Folha - Isso cria uma forma de comunicação específica?
Leão -
Sim. A troca de atalhos é bem legal. Especialmente na área de software livre: com os links, você vai navegando de um site para outro e vendo muita notícia interessante. É mais fácil ficar bem-informado navegando por esses atalhos do que esperando a notícia sair. Essa é uma grande transformação nas formas de comunicação. Ninguém está muito preocupado com a forma, mas sim com a notícia.

Folha - No Brasil, os blogs têm se apoiado muito no Orkut?
Leão -
Bem observado. O Orkut acaba sendo uma maneira fácil de atrair pessoas para um site, até melhor, por exemplo, do que o Google. É uma tática de comunicação mais pontual. Tive uma aluna de pós-graduação cujo trabalho era sobre design e jornalismo. Ela fez um blog e ninguém visitava, ela enviava e-mails e ninguém entrava [no blog]. Ela pôs no Orkut e num dia teve 200 visitas. Atingiu mais pessoas interessadas no tema.

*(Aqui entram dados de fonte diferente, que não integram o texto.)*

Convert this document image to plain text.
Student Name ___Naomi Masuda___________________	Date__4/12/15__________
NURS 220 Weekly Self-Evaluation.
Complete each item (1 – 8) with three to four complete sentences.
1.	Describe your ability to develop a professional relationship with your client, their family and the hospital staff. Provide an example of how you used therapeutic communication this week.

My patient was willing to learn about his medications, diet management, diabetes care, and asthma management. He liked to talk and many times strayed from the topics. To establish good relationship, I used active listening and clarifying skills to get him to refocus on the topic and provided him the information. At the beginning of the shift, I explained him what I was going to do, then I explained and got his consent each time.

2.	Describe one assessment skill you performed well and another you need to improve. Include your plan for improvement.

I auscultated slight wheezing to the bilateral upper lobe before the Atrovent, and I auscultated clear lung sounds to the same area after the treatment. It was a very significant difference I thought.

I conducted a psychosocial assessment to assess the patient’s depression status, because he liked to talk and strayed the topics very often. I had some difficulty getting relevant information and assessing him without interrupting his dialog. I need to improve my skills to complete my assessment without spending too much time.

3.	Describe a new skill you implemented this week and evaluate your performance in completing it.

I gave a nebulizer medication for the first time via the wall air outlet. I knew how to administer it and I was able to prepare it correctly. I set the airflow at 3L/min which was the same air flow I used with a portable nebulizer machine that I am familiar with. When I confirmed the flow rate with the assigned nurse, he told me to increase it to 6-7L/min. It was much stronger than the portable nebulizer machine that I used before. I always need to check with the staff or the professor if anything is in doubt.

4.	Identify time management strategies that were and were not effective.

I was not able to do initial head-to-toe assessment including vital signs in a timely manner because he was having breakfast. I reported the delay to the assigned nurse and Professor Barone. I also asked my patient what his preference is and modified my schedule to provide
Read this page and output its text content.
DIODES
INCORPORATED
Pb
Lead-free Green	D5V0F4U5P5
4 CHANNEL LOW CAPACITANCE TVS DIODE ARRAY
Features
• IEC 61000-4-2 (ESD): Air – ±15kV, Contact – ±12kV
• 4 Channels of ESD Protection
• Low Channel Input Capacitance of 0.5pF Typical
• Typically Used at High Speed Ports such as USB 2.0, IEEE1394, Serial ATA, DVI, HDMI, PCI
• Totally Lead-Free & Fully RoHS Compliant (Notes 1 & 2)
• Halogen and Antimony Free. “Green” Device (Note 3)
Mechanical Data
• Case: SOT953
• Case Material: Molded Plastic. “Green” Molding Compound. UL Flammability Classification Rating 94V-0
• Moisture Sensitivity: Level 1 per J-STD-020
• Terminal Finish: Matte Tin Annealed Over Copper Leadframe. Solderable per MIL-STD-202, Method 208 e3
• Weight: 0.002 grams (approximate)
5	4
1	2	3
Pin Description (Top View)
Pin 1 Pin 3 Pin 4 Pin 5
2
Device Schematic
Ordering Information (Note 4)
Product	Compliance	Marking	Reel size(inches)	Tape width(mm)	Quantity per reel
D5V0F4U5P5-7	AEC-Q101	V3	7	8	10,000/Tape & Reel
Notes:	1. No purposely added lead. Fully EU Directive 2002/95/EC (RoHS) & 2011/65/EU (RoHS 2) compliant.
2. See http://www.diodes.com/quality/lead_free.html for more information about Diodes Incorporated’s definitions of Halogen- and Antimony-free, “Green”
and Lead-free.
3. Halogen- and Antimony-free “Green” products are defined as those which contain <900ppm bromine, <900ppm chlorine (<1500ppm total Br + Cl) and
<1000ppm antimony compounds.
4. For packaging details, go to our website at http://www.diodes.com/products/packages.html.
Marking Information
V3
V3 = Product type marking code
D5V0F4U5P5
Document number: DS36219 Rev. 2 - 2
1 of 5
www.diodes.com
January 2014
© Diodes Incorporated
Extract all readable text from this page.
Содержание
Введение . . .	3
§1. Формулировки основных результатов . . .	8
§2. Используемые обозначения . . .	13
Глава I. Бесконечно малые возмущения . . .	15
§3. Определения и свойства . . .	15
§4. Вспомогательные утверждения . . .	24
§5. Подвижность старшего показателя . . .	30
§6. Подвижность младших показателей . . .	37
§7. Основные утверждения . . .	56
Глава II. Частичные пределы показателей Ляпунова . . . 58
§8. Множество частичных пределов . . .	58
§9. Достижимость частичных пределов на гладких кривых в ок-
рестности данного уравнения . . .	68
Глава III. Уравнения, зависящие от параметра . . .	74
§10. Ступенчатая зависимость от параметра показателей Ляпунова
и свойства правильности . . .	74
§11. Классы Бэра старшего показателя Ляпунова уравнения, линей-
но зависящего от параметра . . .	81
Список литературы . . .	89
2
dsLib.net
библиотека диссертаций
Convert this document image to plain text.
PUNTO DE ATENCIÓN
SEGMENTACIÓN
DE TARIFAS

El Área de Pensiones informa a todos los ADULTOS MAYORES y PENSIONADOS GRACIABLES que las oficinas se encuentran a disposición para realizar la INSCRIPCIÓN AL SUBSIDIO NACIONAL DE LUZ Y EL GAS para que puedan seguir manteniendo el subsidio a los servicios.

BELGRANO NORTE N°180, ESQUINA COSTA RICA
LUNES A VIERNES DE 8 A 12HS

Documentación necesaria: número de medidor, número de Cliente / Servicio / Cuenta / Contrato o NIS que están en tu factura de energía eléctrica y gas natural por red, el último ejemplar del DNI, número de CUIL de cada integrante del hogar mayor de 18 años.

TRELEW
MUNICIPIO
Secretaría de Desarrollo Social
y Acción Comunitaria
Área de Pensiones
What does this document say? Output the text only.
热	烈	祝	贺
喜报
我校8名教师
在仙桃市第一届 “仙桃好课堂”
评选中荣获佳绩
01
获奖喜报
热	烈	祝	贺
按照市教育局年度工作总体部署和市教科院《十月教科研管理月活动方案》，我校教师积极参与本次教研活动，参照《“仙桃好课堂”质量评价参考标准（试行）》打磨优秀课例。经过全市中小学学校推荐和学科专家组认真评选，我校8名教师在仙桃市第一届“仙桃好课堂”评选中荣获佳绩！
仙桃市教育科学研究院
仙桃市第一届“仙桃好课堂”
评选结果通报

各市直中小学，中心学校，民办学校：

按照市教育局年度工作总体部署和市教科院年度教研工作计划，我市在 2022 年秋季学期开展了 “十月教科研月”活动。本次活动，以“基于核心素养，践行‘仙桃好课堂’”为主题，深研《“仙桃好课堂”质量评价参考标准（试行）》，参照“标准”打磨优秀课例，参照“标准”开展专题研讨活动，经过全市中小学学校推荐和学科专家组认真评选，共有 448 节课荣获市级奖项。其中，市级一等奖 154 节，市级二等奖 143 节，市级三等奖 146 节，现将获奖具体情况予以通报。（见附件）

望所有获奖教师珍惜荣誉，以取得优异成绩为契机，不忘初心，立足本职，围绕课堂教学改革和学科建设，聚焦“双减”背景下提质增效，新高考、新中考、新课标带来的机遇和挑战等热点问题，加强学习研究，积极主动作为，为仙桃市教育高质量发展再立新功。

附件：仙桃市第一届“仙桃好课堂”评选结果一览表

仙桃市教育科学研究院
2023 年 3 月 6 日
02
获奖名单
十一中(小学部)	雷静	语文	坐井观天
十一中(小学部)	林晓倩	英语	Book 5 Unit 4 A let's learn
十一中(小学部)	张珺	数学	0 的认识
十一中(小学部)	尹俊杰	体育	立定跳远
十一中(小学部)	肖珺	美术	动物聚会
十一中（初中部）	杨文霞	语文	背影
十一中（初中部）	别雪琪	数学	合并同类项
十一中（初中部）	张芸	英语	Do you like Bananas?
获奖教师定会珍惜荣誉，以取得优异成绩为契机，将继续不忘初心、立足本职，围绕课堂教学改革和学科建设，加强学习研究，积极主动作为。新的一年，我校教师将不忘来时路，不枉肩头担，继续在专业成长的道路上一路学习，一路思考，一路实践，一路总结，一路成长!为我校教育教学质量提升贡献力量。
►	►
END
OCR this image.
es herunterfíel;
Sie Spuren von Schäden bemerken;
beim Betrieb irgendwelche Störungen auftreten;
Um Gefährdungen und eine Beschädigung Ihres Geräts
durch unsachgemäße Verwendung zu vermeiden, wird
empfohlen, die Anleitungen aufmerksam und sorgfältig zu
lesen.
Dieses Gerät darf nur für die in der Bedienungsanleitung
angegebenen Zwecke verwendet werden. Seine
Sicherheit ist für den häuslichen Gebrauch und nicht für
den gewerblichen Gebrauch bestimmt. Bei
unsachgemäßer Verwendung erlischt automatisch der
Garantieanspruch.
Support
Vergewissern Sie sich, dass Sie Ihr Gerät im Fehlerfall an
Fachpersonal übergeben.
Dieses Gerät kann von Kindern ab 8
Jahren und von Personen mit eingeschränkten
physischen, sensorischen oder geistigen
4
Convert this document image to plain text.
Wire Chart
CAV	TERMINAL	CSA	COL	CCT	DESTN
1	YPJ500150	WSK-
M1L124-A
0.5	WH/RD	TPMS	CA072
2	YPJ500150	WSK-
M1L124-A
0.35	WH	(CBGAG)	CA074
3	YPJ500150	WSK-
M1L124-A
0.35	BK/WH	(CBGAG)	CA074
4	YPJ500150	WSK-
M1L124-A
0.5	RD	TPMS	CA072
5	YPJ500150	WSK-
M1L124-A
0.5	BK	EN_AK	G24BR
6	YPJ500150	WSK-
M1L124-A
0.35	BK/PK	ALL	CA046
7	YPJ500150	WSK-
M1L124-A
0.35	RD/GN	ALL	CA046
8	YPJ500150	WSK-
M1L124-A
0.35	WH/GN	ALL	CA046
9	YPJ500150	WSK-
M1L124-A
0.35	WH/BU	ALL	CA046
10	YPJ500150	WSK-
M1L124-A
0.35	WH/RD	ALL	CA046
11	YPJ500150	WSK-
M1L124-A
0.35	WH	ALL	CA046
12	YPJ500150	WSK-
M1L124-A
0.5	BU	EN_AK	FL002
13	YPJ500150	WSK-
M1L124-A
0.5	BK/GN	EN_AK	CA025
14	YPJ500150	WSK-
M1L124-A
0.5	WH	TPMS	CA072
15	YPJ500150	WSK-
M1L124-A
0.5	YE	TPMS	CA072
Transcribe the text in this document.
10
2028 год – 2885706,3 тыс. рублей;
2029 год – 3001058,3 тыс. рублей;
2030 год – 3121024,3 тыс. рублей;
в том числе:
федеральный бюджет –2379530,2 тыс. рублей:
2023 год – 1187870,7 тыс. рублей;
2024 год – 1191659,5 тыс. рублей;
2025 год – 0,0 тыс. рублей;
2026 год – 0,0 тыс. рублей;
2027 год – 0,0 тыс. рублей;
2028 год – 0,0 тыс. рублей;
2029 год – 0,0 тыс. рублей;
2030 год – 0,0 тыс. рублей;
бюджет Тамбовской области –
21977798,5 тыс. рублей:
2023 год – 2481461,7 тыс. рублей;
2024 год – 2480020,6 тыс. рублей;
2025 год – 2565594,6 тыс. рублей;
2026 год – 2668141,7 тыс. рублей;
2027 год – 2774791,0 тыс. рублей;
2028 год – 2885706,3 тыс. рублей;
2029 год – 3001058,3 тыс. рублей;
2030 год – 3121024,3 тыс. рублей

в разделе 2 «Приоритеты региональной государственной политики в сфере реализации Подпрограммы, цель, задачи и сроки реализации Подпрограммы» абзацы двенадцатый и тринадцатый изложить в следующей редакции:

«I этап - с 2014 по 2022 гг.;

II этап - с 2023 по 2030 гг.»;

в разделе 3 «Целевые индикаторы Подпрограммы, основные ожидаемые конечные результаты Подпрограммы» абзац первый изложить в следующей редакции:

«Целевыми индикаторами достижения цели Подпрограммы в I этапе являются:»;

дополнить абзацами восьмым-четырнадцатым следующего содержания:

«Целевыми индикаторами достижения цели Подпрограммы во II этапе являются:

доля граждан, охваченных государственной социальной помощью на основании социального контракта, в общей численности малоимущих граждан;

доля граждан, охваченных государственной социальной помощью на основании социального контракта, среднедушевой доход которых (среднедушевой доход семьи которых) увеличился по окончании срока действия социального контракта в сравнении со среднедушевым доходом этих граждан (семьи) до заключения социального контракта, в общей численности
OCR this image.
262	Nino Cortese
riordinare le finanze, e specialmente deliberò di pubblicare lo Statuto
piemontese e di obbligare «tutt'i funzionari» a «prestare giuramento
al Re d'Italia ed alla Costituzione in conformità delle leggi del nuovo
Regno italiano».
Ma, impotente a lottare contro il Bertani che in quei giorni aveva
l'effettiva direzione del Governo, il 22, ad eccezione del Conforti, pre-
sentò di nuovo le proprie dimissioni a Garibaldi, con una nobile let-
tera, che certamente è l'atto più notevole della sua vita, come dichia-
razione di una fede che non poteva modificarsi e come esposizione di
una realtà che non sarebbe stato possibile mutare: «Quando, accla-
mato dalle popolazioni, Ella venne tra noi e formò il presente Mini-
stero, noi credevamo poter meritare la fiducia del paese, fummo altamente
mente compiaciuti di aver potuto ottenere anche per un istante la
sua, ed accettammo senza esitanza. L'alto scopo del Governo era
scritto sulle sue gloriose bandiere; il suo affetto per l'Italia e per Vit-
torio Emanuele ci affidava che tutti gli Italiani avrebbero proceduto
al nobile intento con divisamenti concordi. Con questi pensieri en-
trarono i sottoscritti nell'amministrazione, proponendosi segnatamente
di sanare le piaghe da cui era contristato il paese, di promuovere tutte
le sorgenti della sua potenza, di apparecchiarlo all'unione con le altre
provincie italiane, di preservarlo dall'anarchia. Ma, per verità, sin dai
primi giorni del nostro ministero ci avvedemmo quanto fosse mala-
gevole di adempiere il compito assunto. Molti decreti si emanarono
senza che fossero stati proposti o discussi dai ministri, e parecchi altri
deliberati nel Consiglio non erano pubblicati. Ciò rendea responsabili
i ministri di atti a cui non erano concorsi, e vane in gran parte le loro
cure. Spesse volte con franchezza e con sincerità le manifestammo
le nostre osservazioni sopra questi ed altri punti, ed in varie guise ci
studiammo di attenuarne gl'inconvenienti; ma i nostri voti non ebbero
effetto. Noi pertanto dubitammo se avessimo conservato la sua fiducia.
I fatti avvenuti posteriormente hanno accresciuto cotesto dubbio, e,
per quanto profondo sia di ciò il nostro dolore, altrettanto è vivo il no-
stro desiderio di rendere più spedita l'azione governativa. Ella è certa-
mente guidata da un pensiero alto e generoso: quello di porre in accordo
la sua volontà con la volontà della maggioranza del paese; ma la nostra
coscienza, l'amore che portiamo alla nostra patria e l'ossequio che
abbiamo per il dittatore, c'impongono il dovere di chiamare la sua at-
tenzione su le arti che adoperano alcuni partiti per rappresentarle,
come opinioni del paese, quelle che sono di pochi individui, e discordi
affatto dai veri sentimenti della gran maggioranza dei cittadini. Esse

Folha - Notícias na mídia ajudaram a fazer crescer o movimento dos blogs?
Leão -
Acho que é independente. Não digo que não haja alcance, há gente que entra num blog porque viu na mídia impressa, mas em geral é coisa que acaba acontecendo no ato de navegar ou por e-mail.
E as revistas, como a "NovaE", listam blogs e acabam criando uma "gangue" de blogs. A comunidade tem o poder de divulgar novos blogs.

Folha - E os jornalistas que são pagos para fazer blogs? Isso vai funcionar no Brasil?
Leão -
Acho que sim. Há vários blogs muito bons, como o de Hermano Vianna (www.overmundo.com.br).

Folha - Que comunidades estão prósperas na elaboração de blogs no Brasil?
Leão -
As mais antigas são justamente as que estão à margem das mídias oficiais. Por exemplo, no Canal Contemporâneo (www.canalcontemporaneo.art.br), que é uma espécie de blog da arte contemporânea, não vai estar ali quem está nas grandes exposições.
Com softwares livres é a mesma coisa: as pessoas estão ali buscando um canal para se desenvolver. Também as questões ecológicas e de solidariedade funcionam muito bem. É sempre sobre aquilo que os meios de comunicação de massa não oferecem.

Folha - Que pesquisas há sobre blogs no Brasil?
Leão -
Houve um encontro sobre blogs no ano passado, em SP. A mania de fazer fotos, chamada de escopofilia, é um fenômeno que está ocorrendo. Quem viaja publica no fotolog -as pessoas estão vivendo mais em razão de tirar fotos do que de ter experiências. Isso se tornou um fenômeno grande entre os jovens.

Folha - Blog e fotolog são coisas distintas? Têm objetivos diferentes?
Leão -
Sim, o fotolog tem a idéia de mostrar. É misto de paixão pela imagem e exibicionismo. No Brasil não se chegou a isso, mas há uns cinco anos, na febre das webcams, as pessoas deixavam a câmera no quarto on-line 24 horas. Era generalizado.

Folha - Há fidelidade às comunidades blogueiras?
Leão -
Se você está interessado no assunto e descobre um blog bom, você volta a ele.